Jean-Luca Godard defined him as “the very symbol of cinema” and numerous colleagues have spent just as many words of esteem for him. Fritz Lang was a central director in the history of this industry, let’s now find out all about his life and career.
Who was Fritz Lang
Fritz Lang, stage name of Friedrich Christian Anton Lang (Vienna, December 5, 1890 – Beverly Hills, August 2, 1976), was an Austrian director. He grew up in the capital together with his brother, his father, a municipal architect and his mother who has a family of Jewish traders behind her. The time has come to choose the address for your school career, Lang it is oriented towards architecture to make the father happy.
From his testimonies, however, we read that dreams of becoming a painter and so in fact he moved to the Academy of Graphic Arts.
Here he trained by dedicating himself to art and literature by reading novels by authors such as Jules Verne or Nietzsche. After completing his studies, he begins to explore Europe and then leaves for Asia and North Africa where he illustrates postcards to earn a living.
The beginning of Fritz Lang’s career
After his stay in Paris he returns to Vienna with the outbreak of the WWI where he is asked to enlist. During the conflict he was seriously injured and was then sent home where he spent two months of his life hospitalized. During this period begins writing screenplays for films managing to get success immediately by selling two.
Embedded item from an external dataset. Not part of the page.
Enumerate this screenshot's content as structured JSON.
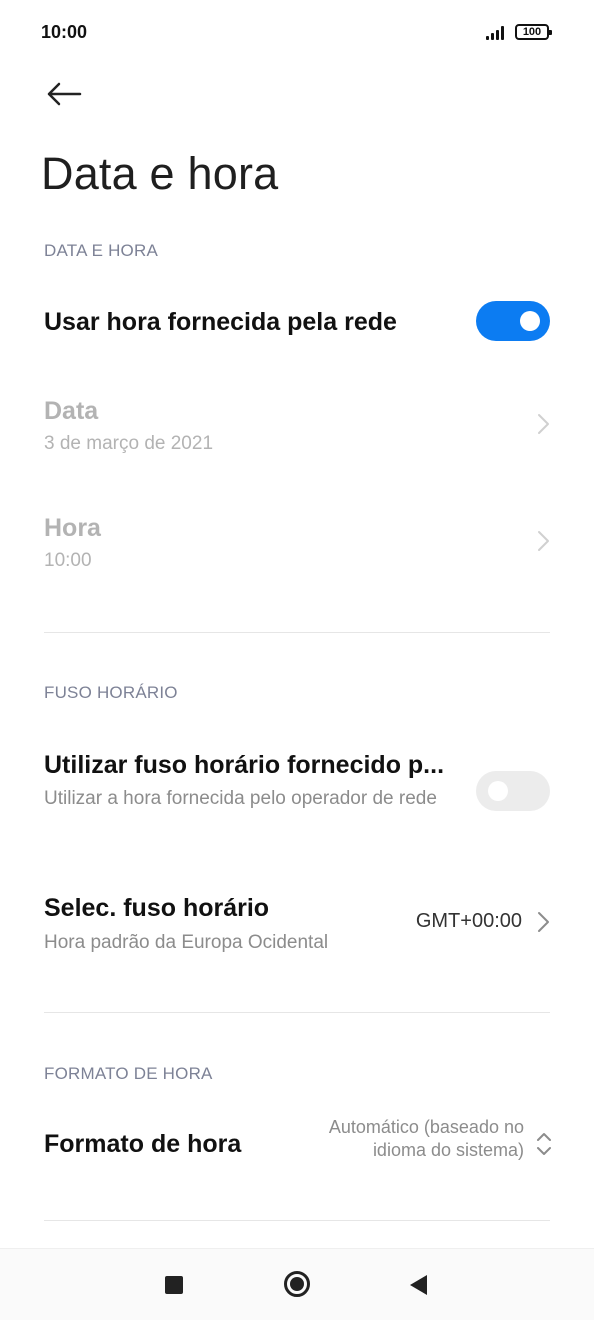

However, he receives a great disappointment when he discovers, going to see one of the films at the cinema, that his name does not appear in the opening credits.
But he manages to redeem himself once in Berlin, the capital of cinema in Germany. Here it works both as script author than as an actor to round up. He made his first film in 1919, “Halbblut” which was lost along with the next due to the Spartacist uprising. He finally gets the hoped-for success with his third film: “Spiders: The Golden Lake”.
Fritz Lang’s Hollywood hit
However, one of the most important moments of his life is the meeting with Thea von Harbou, the writer with whom he creates a very successful artistic and sentimental partnership. With her, for example, he creates one of the greatest masterpieces in the history of cinema: Metropolis.
With the imposition of Nazism he receives interesting job offers from Minister Goebbels, but decides to refuse and move to France where he continues with his work for a short time before accepting the Goldwyn-Mayer’s proposal in Hollywood. Here he has the opportunity to express his artistic vein by freely passing from one genre to another. Note for example the busy films, noir or melodramas, interrupted by exceptions such as “Rancho Notorious” a romantic western starring Marlene Dietrich.